Baca juga: Sambangi PT Sritex, Gibran Janji Akan Sederhanakan Peraturan untuk Permudah Industri

Sebab, pasar Indonesia tengah kebanjiran produk tekstil impor karena beberapa hal.

"Ya kita mesti lihat model bisnisnya seperti apa di Sritex group itu. Apakah bangkrutnya murni karena tekstil apakah ada masalah-masalah yang dihadapi pusat," ujar Agus.

Sebagai informasi berdasarkan keterangan Sritex kepada Bursa Efek Indonesia (BEI), emiten tersebut membantah mengalami kebangkitan.

Perusahaan mengeklaim perseroan masih beroperasi dan tidak ada putusan pailit dari pengadilan.

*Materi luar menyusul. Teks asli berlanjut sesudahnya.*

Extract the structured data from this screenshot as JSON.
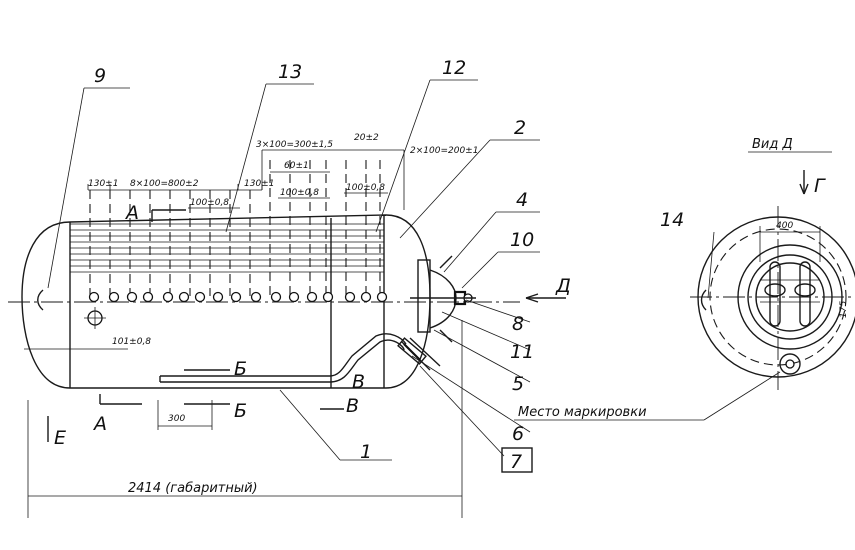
{
  "callouts": {
    "n1": "1",
    "n2": "2",
    "n4": "4",
    "n5": "5",
    "n6": "6",
    "n7": "7",
    "n8": "8",
    "n9": "9",
    "n10": "10",
    "n11": "11",
    "n12": "12",
    "n13": "13",
    "n14": "14"
  },
  "dimensions": {
    "d130_left": "130±1",
    "d8x100": "8×100=800±2",
    "d3x100": "3×100=300±1,5",
    "d20": "20±2",
    "d60": "60±1",
    "d130_mid": "130±1",
    "d2x100": "2×100=200±1",
    "d100_a": "100±0,8",
    "d100_b": "100±0,8",
    "d100_c": "100±0,8",
    "d101": "101±0,8",
    "d300": "300",
    "overall": "2414 (габаритный)",
    "d400": "400",
    "d175": "175"
  },
  "sections": {
    "a_top": "А",
    "a_bottom": "А",
    "b_top": "Б",
    "b_bottom": "Б",
    "v_top": "В",
    "v_bottom": "В",
    "e": "Е",
    "d_arrow": "Д",
    "g": "Г"
  },
  "notes": {
    "view_d": "Вид Д",
    "marking": "Место маркировки"
  }
}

"Tidak benar, karena perseroan masih beroperasi dan tidak ada putusan pailit dari pengadilan," kata Direktur Keuangan Sritex Welly Salam, Senin.

Baca juga: Dampak Relaksasi Impor, Industri Tekstil RI Diprediksi Terus Alami Penurunan Daya Saing

Welly menyatakan, restrukturisasi lewat PKPU sudah selesai dan berkekuatan hukum tetap sesuai putusan PKPU tertanggal 25 Januari 2022 atas perkara PKPU No. 12/Pdt-Sus-PKPU/2021/PN Niaga Semarang.

Perseroan pun telah memohon relaksasi kepada kreditur dan mayoritas sudah memberikan persetujuan atas relaksasi tersebut.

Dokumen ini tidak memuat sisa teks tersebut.